# CCP 10' or 11'



## kwilson16

Going to buy a new rod for throwing artificial lures and light bottom fishing. Do any of you own both the CCP 10' 1-4 and the 11' 2-5 and if so what is your favorite?


----------



## River

I have owned both the 10' and 11' CCP rods, now I have three of the 10' rods, 2 casting and one spinning so the 10' is definitely my faverite ........


----------



## bronzbck1

I have 5 of the 10' 1-4s and a 11'2-5. For what your wanting to do pick the 10' rod. The 11' is one of my most favorite rods but I wouldn't say it's a lure rod.


----------



## kwilson16

Thanks River and bronzbck1 for the input. What is a good size spinning for that 10' rod?


----------



## bronzbck1

4000 or 5000 size spinner


----------



## River

What bronzbck1 said and go with a high retrieve ratio for when the Spanish are around ...


----------



## jameswebstersc

bronzbck1 said:


> 4000 or 5000 size spinner


i would recommend the Akios targa 4000 and 5000 reels. I have both and they seem to get the job done.
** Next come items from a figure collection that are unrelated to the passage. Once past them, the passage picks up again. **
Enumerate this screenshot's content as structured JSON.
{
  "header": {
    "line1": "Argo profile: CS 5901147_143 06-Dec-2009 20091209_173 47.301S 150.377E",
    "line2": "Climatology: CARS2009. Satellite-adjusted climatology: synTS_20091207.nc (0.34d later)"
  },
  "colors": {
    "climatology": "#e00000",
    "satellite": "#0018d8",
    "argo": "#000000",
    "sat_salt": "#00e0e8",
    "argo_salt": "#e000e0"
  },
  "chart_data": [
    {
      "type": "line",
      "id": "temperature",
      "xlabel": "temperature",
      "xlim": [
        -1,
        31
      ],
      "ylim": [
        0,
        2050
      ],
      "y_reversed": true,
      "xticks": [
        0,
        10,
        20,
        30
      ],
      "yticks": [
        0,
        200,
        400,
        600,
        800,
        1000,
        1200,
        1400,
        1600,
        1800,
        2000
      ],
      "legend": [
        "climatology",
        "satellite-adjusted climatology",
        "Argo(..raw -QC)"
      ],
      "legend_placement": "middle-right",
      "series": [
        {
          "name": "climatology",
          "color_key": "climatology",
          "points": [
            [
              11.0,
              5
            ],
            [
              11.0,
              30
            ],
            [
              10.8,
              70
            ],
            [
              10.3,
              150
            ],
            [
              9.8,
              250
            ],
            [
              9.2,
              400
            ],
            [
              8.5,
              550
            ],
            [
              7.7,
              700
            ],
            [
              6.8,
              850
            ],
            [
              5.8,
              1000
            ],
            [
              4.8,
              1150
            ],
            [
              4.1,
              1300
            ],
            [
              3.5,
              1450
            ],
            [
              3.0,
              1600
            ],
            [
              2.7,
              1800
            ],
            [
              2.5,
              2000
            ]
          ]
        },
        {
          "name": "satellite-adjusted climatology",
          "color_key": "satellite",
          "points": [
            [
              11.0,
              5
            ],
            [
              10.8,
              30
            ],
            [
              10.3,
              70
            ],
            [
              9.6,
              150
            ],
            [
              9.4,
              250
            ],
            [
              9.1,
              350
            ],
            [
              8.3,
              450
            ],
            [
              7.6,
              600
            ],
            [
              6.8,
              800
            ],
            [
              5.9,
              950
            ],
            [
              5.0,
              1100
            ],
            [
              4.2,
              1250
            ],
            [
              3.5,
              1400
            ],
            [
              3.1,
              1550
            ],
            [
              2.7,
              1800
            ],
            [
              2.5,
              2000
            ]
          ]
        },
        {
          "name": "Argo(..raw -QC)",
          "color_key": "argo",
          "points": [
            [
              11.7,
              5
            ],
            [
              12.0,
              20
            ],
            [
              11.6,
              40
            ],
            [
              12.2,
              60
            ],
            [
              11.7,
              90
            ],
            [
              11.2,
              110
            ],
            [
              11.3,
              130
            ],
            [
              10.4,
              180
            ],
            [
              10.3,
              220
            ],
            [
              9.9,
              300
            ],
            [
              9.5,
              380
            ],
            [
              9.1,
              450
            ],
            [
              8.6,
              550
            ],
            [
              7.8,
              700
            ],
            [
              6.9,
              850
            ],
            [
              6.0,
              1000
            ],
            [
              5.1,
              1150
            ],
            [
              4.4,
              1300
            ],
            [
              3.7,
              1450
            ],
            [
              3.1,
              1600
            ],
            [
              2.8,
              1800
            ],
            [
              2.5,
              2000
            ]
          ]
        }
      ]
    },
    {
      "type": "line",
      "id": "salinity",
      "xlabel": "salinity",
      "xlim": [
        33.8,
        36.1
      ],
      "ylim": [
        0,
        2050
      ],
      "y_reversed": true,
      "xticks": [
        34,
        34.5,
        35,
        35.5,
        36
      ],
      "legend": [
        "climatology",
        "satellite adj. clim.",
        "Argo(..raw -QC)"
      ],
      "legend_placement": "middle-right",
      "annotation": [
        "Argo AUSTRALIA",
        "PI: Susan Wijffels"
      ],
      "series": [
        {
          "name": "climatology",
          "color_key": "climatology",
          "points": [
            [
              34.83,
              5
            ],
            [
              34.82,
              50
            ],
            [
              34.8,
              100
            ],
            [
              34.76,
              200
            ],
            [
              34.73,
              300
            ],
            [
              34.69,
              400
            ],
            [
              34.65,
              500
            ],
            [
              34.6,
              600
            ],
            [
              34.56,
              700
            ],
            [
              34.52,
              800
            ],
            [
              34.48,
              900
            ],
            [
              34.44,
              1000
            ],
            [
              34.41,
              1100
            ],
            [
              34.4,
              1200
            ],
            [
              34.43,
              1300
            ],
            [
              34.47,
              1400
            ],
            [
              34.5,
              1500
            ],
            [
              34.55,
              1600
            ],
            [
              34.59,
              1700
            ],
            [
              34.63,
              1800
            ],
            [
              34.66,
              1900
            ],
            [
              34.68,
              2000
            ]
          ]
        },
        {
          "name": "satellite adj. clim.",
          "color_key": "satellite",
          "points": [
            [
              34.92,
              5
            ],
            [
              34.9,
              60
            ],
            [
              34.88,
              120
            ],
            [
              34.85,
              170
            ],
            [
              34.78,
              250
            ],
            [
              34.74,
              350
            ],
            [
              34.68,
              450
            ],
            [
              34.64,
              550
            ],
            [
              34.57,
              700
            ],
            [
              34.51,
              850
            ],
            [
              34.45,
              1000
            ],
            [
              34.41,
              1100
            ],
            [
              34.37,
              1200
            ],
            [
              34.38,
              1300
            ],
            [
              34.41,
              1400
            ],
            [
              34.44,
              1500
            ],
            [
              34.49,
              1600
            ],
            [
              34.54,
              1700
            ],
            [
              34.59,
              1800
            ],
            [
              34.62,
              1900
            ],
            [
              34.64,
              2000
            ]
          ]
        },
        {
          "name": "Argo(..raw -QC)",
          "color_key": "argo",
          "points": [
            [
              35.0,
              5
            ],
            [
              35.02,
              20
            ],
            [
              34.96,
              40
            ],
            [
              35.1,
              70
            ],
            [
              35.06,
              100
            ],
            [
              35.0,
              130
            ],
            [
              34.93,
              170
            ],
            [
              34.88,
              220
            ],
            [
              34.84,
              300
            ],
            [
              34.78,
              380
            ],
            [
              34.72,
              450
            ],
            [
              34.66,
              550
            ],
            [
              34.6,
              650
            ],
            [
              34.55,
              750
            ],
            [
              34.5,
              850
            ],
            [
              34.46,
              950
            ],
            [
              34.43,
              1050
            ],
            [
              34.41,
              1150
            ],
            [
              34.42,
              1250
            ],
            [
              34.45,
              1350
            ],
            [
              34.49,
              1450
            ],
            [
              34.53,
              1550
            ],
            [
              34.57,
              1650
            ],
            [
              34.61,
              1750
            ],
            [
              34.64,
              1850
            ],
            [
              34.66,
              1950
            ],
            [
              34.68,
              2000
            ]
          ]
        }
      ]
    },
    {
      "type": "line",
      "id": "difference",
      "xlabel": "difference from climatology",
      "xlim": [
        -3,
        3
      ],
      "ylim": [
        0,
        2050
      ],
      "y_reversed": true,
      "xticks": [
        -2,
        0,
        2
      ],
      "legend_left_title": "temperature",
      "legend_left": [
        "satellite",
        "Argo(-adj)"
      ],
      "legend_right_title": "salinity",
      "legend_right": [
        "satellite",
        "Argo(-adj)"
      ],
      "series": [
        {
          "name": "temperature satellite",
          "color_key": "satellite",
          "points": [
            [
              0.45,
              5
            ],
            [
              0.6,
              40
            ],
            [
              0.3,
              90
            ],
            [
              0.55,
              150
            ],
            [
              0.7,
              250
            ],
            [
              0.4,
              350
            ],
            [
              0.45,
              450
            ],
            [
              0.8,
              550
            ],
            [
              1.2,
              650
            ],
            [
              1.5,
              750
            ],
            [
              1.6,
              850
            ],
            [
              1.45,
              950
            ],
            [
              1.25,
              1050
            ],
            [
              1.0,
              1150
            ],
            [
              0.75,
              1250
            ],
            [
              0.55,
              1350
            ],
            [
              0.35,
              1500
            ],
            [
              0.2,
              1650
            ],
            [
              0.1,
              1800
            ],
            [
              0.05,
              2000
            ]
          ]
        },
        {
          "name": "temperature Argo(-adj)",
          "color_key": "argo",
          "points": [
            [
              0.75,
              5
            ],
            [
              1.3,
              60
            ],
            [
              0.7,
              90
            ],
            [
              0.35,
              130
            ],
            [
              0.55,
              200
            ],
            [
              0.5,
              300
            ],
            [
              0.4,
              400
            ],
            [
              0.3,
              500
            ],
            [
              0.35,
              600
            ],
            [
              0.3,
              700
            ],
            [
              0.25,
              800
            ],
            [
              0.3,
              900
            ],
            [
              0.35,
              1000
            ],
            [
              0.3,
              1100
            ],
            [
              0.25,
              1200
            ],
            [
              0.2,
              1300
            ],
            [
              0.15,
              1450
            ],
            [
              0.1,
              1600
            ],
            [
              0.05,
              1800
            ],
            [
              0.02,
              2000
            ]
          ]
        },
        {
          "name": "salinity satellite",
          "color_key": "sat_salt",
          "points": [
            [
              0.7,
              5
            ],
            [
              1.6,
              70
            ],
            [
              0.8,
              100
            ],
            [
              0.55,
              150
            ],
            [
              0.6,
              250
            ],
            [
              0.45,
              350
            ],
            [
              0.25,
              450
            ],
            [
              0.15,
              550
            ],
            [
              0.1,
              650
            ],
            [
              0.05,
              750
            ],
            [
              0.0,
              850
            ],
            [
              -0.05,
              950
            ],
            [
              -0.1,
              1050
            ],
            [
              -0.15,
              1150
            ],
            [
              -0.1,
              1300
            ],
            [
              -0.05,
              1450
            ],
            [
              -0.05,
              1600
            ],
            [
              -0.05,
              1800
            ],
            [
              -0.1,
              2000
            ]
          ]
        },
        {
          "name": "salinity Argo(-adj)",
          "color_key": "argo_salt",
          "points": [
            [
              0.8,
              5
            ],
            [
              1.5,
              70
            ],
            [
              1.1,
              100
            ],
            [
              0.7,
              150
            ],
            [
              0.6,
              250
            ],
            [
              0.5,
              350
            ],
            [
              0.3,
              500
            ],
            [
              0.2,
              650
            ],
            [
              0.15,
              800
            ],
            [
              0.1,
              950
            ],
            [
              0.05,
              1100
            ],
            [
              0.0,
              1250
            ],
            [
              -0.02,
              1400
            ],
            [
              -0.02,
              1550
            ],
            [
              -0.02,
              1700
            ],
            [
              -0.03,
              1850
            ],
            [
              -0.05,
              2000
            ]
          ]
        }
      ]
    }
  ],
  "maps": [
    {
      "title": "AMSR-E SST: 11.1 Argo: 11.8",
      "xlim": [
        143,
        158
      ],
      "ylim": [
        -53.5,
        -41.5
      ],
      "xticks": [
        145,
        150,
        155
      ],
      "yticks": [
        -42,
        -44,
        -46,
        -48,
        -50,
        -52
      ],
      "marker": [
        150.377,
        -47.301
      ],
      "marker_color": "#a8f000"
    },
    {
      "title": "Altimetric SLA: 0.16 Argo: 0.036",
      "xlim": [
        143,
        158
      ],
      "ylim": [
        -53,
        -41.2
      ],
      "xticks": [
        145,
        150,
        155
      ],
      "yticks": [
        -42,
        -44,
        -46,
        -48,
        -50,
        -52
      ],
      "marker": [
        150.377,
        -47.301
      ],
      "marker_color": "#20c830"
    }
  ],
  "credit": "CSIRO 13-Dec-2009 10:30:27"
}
Hooked into a large shark last weekend with the Akios 5000 on the ccp 11ft rod and both components handled it just fine until the shark tail whipped the line and disconnected the leader


----------



## kwilson16

Okay, thanks everyone.


----------



## Tommy

Great info here.

I would add this. Consider the ratio of bottom fishing to metal throwing. If you think you'll spend more time bottom fishing then go with the 11'. If the rod will be primarily used for throwing metal and lures and less for bottom fishing then the 10'will be your better option.

Tommy


----------



## kwilson16

That's something good to think about. Thanks for your help.


----------